The move comes eight days after a shooting in downtown Sacramento left six dead and a dozen injured, an incident that sparked renewed calls from some Democrats for Biden to name a new ATF director and, more broadly, find new ways to tighten access to firearms.
The nomination also comes more than six months after the president was forced to withdraw his previous nominee for the post, former ATF agent and gun-control advocate David Chipman, when he failed to receive support from enough senators for confirmation, including from some Democrats.
Senior administration officials say they are confident Dettelbach, who served as the U.S. attorney for the Northern District of Ohio from 2009 to 2016, will be confirmed “swiftly” in the Senate.
“We will be working hard to ensure that Dettelbach will receive a fair hearing and confirmation that he deserves,” an administration official said. “He should be a non-controversial nominee because he has a long record of working in law enforcement and for the public safety of the people of Ohio and the American people.”
The Senate has confirmed only one presidential nominee to run the ATF since 2006, former director B. Todd Jones in 2013. The nominee traditionally runs into fierce opposition from gun advocates groups, including the NRA.
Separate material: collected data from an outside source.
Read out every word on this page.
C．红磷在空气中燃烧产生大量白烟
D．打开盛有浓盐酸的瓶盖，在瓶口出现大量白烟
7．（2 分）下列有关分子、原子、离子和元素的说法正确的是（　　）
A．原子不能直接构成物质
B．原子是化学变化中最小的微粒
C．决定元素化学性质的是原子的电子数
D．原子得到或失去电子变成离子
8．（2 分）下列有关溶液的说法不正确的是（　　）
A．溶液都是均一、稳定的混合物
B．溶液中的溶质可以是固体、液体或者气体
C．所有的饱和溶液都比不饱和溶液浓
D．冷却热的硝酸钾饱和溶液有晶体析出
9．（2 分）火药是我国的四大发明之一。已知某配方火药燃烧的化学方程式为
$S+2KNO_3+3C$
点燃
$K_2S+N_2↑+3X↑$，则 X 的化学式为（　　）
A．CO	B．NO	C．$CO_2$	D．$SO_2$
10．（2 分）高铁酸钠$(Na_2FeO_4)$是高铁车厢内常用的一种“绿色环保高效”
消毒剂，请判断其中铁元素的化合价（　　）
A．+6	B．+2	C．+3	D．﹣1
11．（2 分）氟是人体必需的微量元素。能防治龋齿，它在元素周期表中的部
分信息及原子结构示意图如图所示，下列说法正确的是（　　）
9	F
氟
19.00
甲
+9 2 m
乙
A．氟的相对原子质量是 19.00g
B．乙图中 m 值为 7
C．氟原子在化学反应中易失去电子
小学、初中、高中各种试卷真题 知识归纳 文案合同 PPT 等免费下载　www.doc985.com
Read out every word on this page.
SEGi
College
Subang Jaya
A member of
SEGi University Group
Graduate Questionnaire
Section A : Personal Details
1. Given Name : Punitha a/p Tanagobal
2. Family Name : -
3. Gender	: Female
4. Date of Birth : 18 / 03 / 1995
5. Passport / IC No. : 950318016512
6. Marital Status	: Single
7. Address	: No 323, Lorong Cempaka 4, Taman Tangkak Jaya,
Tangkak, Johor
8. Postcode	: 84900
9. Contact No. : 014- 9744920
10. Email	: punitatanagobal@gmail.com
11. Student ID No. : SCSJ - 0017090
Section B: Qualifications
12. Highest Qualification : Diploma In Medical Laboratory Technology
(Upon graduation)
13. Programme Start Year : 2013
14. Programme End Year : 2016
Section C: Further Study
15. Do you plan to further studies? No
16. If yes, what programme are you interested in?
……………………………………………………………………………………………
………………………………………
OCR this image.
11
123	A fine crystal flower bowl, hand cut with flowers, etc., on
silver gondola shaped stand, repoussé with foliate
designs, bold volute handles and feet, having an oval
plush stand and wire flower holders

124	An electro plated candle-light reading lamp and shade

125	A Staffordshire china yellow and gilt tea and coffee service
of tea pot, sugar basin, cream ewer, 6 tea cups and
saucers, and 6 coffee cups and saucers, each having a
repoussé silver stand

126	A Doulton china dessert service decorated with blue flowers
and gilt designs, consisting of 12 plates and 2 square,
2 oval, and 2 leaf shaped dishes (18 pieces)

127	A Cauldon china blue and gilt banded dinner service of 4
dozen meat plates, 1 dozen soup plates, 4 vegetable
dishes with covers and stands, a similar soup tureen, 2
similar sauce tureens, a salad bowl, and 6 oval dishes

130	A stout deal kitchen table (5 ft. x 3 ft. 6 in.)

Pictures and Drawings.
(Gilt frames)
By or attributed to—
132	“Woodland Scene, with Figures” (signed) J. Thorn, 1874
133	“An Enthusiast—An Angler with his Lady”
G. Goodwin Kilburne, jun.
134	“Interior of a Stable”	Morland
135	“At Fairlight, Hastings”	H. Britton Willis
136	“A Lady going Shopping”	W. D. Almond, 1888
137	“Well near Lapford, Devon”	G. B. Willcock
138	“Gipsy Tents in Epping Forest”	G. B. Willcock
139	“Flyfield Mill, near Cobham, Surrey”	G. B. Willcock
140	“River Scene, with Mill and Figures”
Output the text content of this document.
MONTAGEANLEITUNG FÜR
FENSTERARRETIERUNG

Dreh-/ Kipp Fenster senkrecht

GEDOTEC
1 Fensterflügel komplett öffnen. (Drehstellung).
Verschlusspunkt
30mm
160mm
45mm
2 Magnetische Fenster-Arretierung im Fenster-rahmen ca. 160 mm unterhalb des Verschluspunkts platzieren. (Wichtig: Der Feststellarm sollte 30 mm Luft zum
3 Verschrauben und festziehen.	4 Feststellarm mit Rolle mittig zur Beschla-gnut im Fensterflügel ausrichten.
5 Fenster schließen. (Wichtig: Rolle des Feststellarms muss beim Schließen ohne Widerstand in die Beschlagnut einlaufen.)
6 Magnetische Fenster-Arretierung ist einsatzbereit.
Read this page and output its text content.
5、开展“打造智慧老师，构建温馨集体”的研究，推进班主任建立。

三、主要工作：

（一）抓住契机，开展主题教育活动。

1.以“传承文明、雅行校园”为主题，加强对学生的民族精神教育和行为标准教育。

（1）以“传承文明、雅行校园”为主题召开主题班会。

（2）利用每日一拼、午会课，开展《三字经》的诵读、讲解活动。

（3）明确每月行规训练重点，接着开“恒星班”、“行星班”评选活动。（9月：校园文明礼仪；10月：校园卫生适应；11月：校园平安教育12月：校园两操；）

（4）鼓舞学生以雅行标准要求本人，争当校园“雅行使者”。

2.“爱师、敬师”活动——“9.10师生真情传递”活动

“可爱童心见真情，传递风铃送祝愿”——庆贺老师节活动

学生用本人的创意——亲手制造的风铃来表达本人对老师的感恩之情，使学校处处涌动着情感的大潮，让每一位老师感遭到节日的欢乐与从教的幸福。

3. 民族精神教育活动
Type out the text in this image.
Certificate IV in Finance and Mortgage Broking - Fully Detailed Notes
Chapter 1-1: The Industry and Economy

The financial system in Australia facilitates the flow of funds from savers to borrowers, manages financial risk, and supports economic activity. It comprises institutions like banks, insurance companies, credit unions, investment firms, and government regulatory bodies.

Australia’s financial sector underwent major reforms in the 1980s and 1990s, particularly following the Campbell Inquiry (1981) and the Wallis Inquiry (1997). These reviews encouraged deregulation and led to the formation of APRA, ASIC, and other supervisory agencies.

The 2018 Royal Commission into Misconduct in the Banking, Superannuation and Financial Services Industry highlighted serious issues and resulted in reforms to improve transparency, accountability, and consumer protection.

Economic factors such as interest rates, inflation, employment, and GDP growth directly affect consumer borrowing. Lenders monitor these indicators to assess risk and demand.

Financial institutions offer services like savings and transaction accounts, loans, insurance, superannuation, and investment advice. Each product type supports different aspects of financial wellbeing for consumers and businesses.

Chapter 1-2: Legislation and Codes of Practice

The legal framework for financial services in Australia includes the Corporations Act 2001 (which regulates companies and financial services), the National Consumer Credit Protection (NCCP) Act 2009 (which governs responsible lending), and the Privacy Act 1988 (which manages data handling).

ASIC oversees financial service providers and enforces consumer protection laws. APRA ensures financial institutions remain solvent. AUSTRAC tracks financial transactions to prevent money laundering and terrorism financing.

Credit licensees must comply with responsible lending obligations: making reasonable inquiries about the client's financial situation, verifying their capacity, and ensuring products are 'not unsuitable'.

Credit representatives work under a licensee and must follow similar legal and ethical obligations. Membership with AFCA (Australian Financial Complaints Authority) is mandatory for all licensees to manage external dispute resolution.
Biden’s nomination of Dettelbach on Monday will coincide with a Department of Justice announcement finalizing a new rule that reins in so-called “ghost guns, weapons assembled in private that lack a serial number. The regulation aims to ensure such weapons, including “buy build shoot” kits, are classified as firearms that must include a serial number, and that purchasers of them are subject to the same background check purchasers
The Biden administration first proposed the rule last year.